For those intent on pointing the finger at my wifi signal quality, I reiterate two points that I made in my INITIAL post: “I have connected my server to the router via ethernet rather than wifi” and “My mother, who has access to my PMS via a Roku box, gets similar errors.” While it’s true I was unclear on the fact that my mother lives several miles away from me, I think given the fact that I also referred to “my daughter” it wouldn’t have been a stretch for anyone to (correctly) assume that my mother doesn’t live with me. Alternately, someone could have asked. That all being said and understood, it CANNOT be my wifi signal quality since wifi was taken out of the equation.

WiFi was not taken out of the equation if you still connected your clients by WiFi.

Plex is far from a perfect piece of software, but then again, even further from being a broken one.

I am not sure I read anywhere in your posts what type of containers and such do you use.
You said you re-encoded your media, but to what?
I spend a lot of time encoding my media to match what Plex considers “transcoding free” and even then, stupid defaults like Burn Subtitles set to Automatic and 4 Mbps Remote Quality will laugh in my face.
And even if everything is setup the right way, on a freaking gigabit network, I will get the random “your server is not powerful enough” or some other “meaningful” message. Indeed, very rarely, but I do get those also.
That being said, I have seen some friends of mine just dumping any kind of media they can/find into PMS and expect everything to run smooth.
Also, the lack of “youtube style” streaming will generate some problems also.

As for WiFi, if you are in a crowded area, do not expect performance or stability. Forget about those fancy 300 Mbps, 1300 Mbps marketing stuff the producer states.
Even worse, some WiFi APs and routers are down right faulty from the get go. An expensive example: Cisco WAP series are duds no matter the location"

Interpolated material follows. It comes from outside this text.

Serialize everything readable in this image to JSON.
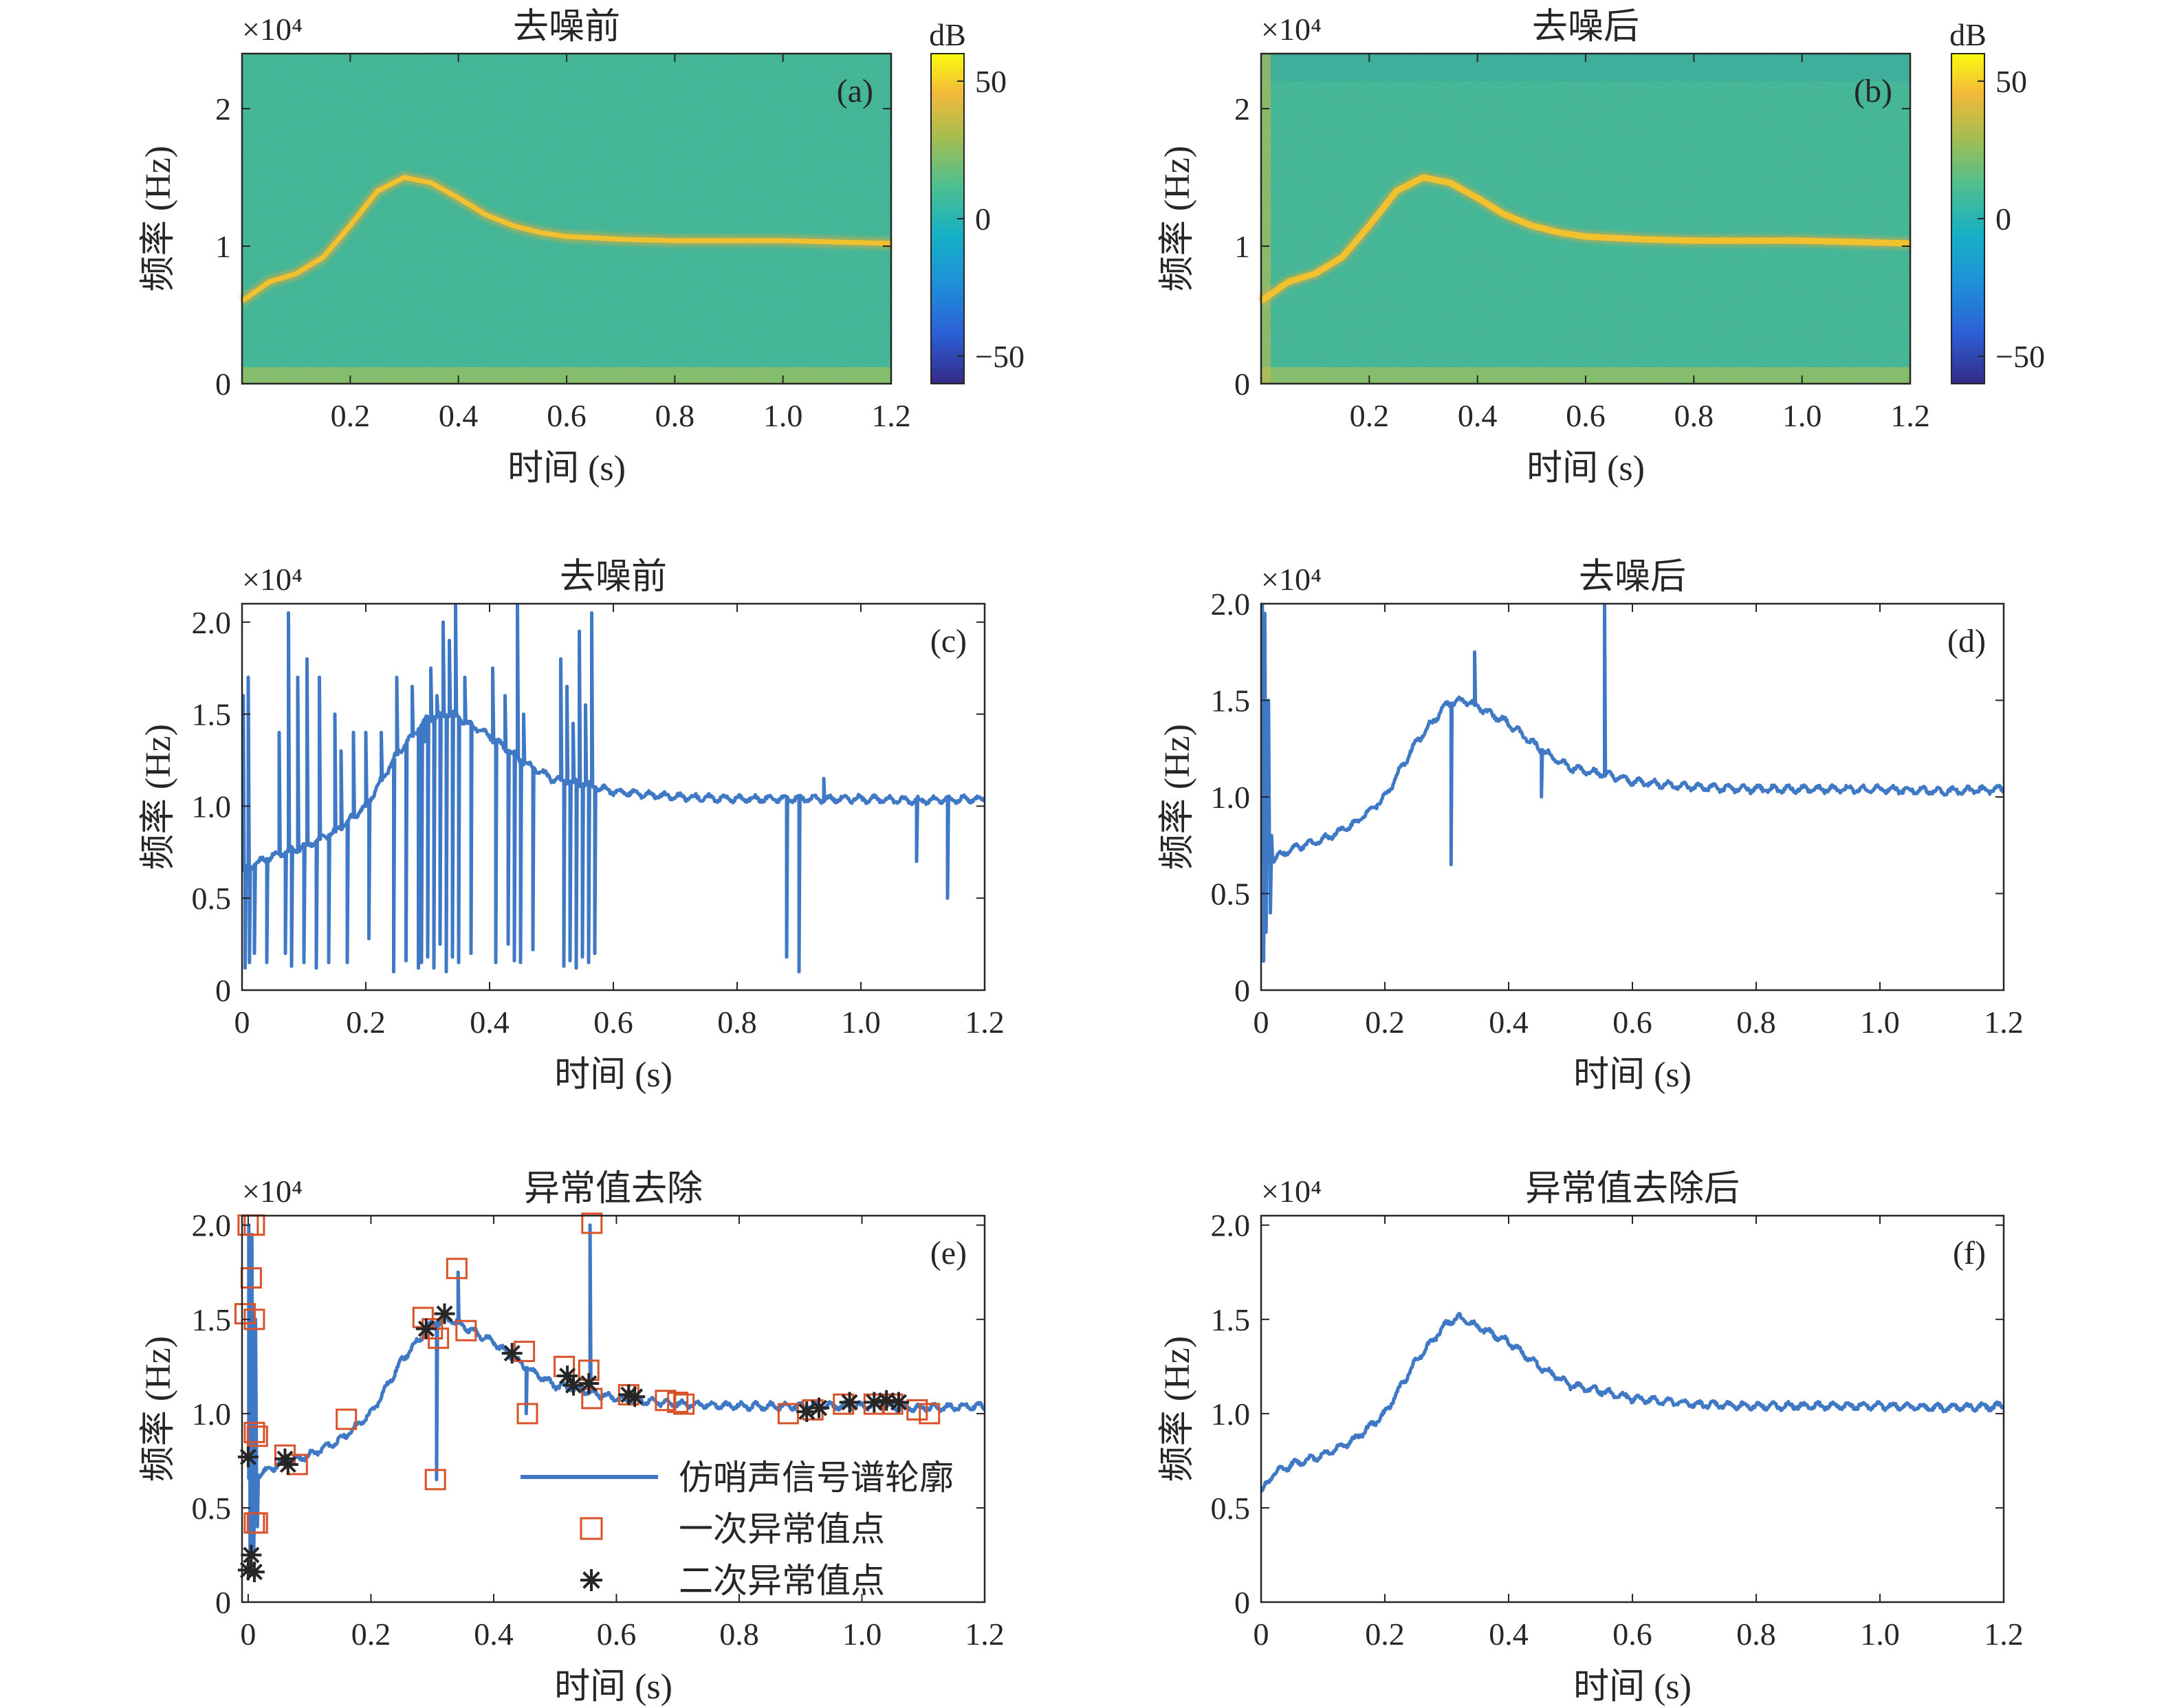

I am sure once you find your culprit you will laugh saying “was so obvious”.

@nigelpb said:
WiFi was not taken out of the equation if you still connected your clients by WiFi.

Let me make sure I understand you correctly.

My server is on cabled ethernet in my home, connected to the internet via FiOS. My mother’s Roku box is on wifi, in her home that’s several miles away from mine, connected to the internet via Optimum. Neither setup could possibly be considered “exotic” in any way. With that in mind, you’re telling me that my mother’s wifi is the problem? That because every client — whether in my house or not — connects with wifi, then the problem is with all of those wifi connections?

@dladrach48 said:
I know it is frustrating but you really have to vet out the network portion (especially home wifi networks) before looking at the application. It could be your Server or your router as well seeing you are having remote playback issues too. Just start isolating things down.

I did. The problem was with the version of PMS that was running. The update to PMS solved it. But still, way to continue defending PMS.